VENERDÌ gli Stati Uniti hanno inserito nella lista delle organizzazioni terroristiche il network Haqqani, un gruppo di combattenti alleato dei talebani e sostenuto da frange dell’Isi pachistano, i ramificatissimi Servizi di Islambad. Il santuario della tribù Haqqani è a cavallo del confine fra l’Afghanistan e il Waziristan, un area tribale pachistana. Tutte le recenti, cruente, incursioni nella capitale, compresa quella di ieri,
 sarebbero opera del clan. La penultima era stata un assalto all’albergo Spozhmai, sul lago Qargha. Era il 22 giugno. Morirono 18 persone. I blitz sono stati letti come truculenti avvisi a Hamid Karzai, troppo amico dell’arcinemica India. Ieri per di più nella capitale si stava celebrando l’undicesimo anniversario della morte di Ahmed Shah Massoud, il comandante della resistenza all’occupazione sovietica che era riuscito a resistere ai talebani trincerandosi nella sua valle di montagna, il Panshir. La sicurezza nella capitale era stata rafforzata. Questa circostanza spiega forse la scelta di un kamikaze adolescente. 
 GLI UNICI ai quali viene consentito di accedere praticamente senza controlli fin sul limitare del quartier generale dell’Isaf, protetto da barriere, alti muri, filo spinato e torrette di avvistamento sono i bambini e le bambine di Kabul, che vendono ai militari ninnoli, collanine, dolcetti. Al di là del numero di vittime, il blitz nella Green Zone voleva soprattutto rendere evidente il fatto che in Afghanistan non esiste un posto sicuro. Come sempre, Karzai ha reagito alzando i toni della polemica con gli Stati Uniti.

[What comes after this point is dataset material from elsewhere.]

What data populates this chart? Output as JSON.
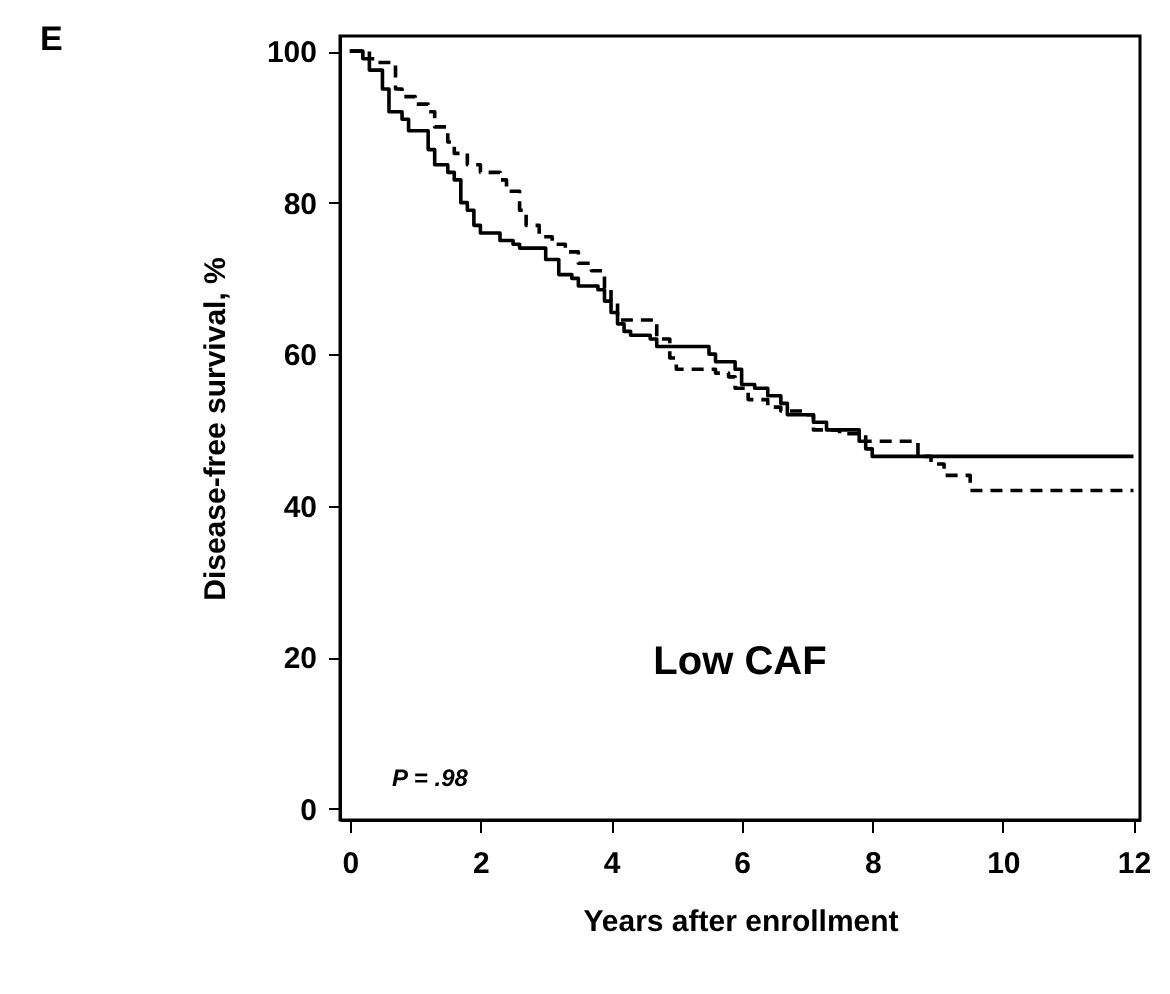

 Ieri ha detto al comandante di Isaf, il generale John Allen, che deve essere rispettata alla lettera la data prevista per la riconsegna agli afgani del carcere di Bagram. Il 2014, l’anno del ritiro dall’Afghanistan, si avvicina a grandi passi. Nessuno sa davvero se l’esercito e la polizia di Kabul sono pronti. Di sicuro la società afgana è per larghi settori confinata nel passato. Anche nella capitale. L’ultimo campanello di allarme è recentissimo.

Benafsha, un’attrice protagonista di un serial televisivo, è stata aggredita e uccisa davanti a una moschea. Le sorelle Azema e Tamana,  soltanto ferite, sono finite in carcere. Prima di rinchiuderle in cella le hanno sottoposte a test di verginità. Per il Corano si sono macchiate di imperdonabile «immodestia».